Jacques Martial raconte le Mémorial ACTe en Guadeloupe

Jacques Martial, c’est d’abord une voix, posée, chaude et profonde. Du temps où il était acteur et metteur en scène, il l’a prêtée, entre autres, à Denzel Washington dans les films en version française. Sa voie, le président du Mémorial ACTe, inauguré en Guadeloupe en 2015, la trace désormais au service de ce lieu de mémoire voulant inspirer l’avenir. Visite guidée avec un passionné.

Comment le Mémorial ACTe a t-il été imaginé et quels messages veut-il faire passer ?

Le Centre caribéen d’expression et de mémoire de la traite de l’esclavage est d’abord un lieu symbolique, un mausolée en hommage aux anciens esclaves. Mais au-delà de cette fonction première de mémoire et de recueillement, c’est aussi un espace muséal innovant par son architecture et sa scénographie conjuguant l’Histoire, les objets du passé avec les nouvelles technologies et l’art contemporain. En créant une mémoire collective partagée autour de la traite négrière et l’esclavage, le Mémorial ACTe est essentiel à la compréhension du monde d’aujourd’hui et des relations interculturelles. Il doit permettre de relever le grand défi du 21e siècle : celui du vivre ensemble.

Parlez-nous de l’emplacement et de l’architecture du Mémorial ACTe…

Pensé comme un phare, le Mémorial ACTe est la première chose que l’on aperçoit en arrivant par la mer, dans la baie de Pointe-à-Pitre. Il a été édifié symboliquement sur le site de la plus grande ancienne usine sucrière des petites Antilles où se pratiquait encore le travail forcé au 19e siècle. C’est un long bâtiment de 240 mètres, habillé de résille argentée. Il évoque les racines aériennes des figuiers maudits qui s’emparent des murs en ruine, s’y insinuent mais les aident aussi à tenir debout. Cette résille habille une boite noire, figurant le peuple noir. Les éclats de quartz qui la tapissent représentent les âmes des victimes de la traite négrière et de l’esclavage. Une passerelle relie le second étage au Morne Mémoire, sur la colline voisine, un jardin propice au recueillement offrant un magnifique panorama sur la baie.

Comment se fait la visite d’un tel lieu ?

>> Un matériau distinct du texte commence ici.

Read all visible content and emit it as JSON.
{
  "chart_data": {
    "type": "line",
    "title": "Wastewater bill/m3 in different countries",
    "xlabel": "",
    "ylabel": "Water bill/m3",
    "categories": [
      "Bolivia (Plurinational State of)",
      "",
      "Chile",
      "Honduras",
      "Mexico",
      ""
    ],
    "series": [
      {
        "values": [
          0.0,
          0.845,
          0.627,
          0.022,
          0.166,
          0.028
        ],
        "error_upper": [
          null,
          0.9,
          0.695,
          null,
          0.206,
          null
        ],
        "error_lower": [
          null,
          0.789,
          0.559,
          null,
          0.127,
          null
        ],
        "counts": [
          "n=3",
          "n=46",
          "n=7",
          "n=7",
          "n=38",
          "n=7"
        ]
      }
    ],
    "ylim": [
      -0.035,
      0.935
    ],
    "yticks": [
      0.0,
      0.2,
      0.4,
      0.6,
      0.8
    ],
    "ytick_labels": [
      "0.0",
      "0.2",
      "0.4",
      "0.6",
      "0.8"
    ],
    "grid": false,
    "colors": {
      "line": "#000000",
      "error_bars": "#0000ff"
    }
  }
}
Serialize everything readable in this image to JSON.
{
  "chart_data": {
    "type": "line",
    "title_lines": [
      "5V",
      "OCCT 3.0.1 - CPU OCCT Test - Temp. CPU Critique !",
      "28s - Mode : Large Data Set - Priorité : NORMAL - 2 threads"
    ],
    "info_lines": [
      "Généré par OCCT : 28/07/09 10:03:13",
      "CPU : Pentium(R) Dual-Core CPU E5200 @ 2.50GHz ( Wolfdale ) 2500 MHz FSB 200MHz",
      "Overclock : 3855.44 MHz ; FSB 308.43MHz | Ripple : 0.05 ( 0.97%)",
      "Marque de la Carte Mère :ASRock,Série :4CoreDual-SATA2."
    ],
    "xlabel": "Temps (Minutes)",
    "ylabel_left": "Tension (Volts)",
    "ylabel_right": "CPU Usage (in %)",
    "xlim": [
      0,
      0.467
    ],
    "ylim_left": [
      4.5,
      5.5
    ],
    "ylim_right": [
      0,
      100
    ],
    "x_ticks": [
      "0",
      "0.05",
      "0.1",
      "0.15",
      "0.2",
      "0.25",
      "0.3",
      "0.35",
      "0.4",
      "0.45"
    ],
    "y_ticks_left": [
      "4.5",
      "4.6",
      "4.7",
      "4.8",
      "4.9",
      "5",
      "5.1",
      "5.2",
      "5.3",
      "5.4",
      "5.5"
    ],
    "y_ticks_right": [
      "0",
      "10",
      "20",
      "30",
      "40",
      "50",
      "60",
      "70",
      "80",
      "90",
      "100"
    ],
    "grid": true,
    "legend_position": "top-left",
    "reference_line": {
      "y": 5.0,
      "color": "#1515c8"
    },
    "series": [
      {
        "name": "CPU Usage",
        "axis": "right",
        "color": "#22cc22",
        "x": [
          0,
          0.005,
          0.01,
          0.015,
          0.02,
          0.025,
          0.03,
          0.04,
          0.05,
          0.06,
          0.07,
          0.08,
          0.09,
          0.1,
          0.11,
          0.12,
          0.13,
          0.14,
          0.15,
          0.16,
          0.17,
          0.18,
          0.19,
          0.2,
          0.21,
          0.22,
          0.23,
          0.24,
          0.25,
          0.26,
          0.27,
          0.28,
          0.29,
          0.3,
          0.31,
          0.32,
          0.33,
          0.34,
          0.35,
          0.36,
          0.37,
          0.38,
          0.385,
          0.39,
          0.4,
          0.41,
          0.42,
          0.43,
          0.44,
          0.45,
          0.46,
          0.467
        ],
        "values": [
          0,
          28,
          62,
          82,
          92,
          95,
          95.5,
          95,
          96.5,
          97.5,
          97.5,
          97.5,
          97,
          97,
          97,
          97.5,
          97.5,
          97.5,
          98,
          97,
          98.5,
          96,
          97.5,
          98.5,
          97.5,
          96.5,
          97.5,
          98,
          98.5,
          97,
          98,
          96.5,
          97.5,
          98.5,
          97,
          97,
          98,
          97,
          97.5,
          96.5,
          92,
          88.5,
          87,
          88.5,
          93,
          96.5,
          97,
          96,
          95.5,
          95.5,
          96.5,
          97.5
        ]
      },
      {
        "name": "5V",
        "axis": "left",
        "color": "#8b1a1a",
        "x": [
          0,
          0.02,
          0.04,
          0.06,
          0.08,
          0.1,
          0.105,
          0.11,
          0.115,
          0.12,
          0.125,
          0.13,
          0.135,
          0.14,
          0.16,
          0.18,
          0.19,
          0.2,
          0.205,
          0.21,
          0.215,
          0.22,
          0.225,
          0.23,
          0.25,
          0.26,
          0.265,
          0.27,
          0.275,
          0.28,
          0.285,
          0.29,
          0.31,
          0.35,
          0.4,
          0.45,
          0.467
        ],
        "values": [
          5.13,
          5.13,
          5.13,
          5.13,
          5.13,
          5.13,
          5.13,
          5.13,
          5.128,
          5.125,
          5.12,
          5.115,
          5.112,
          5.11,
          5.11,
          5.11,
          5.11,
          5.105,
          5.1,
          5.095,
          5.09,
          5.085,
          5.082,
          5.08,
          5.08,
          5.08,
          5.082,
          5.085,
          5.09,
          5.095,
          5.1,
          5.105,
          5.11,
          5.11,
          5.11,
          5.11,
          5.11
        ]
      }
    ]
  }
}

Nous avons souhaité qu’elle soit la plus immersive possible grâce notamment à un système d’audioguide en 6 langues* dont le créole. L’idée est de faire vivre à nos visiteurs une expérience à la fois émotionnelle, sensorielle et intelligente. Au travers de l’exposition permanente, ils se familiarisent avec l’histoire de la Guadeloupe et de la Caraïbe mais toujours en lien avec la grande Histoire. Les mécanismes de l’esclavage sont abordés dans leur globalité, de l’Antiquité à nos jours. Vidéo-projections, ambiances sonores, bornes et tables interactives rythment la découverte. L’Art contemporain occupe une place centrale au sein du Mémorial avec des œuvres qui ont été intégrées dans le parcours.

Quelles sont vos œuvres préférées ?

Je suis très impressionné par l’Arbre de l’oubli, une œuvre monumentale de l’artiste camerounais Pascale Marthine Tayou. La Voleuse d’enfant, de Thierry Alet, un triptyque polychrome expérimental avec un code couleur pour chaque lettre reprenant le Je vous salue Marie en trois langues interpelle aussi de manière intéressante d’autant qu’il fait écho au Code noir (rassemblant les textes juridiques réglant la vie des esclaves noirs dans les colonies françaises au 18e siècle, NDLR) exposé dans une vitrine et dont on peut tourner les pages de manière virtuelle.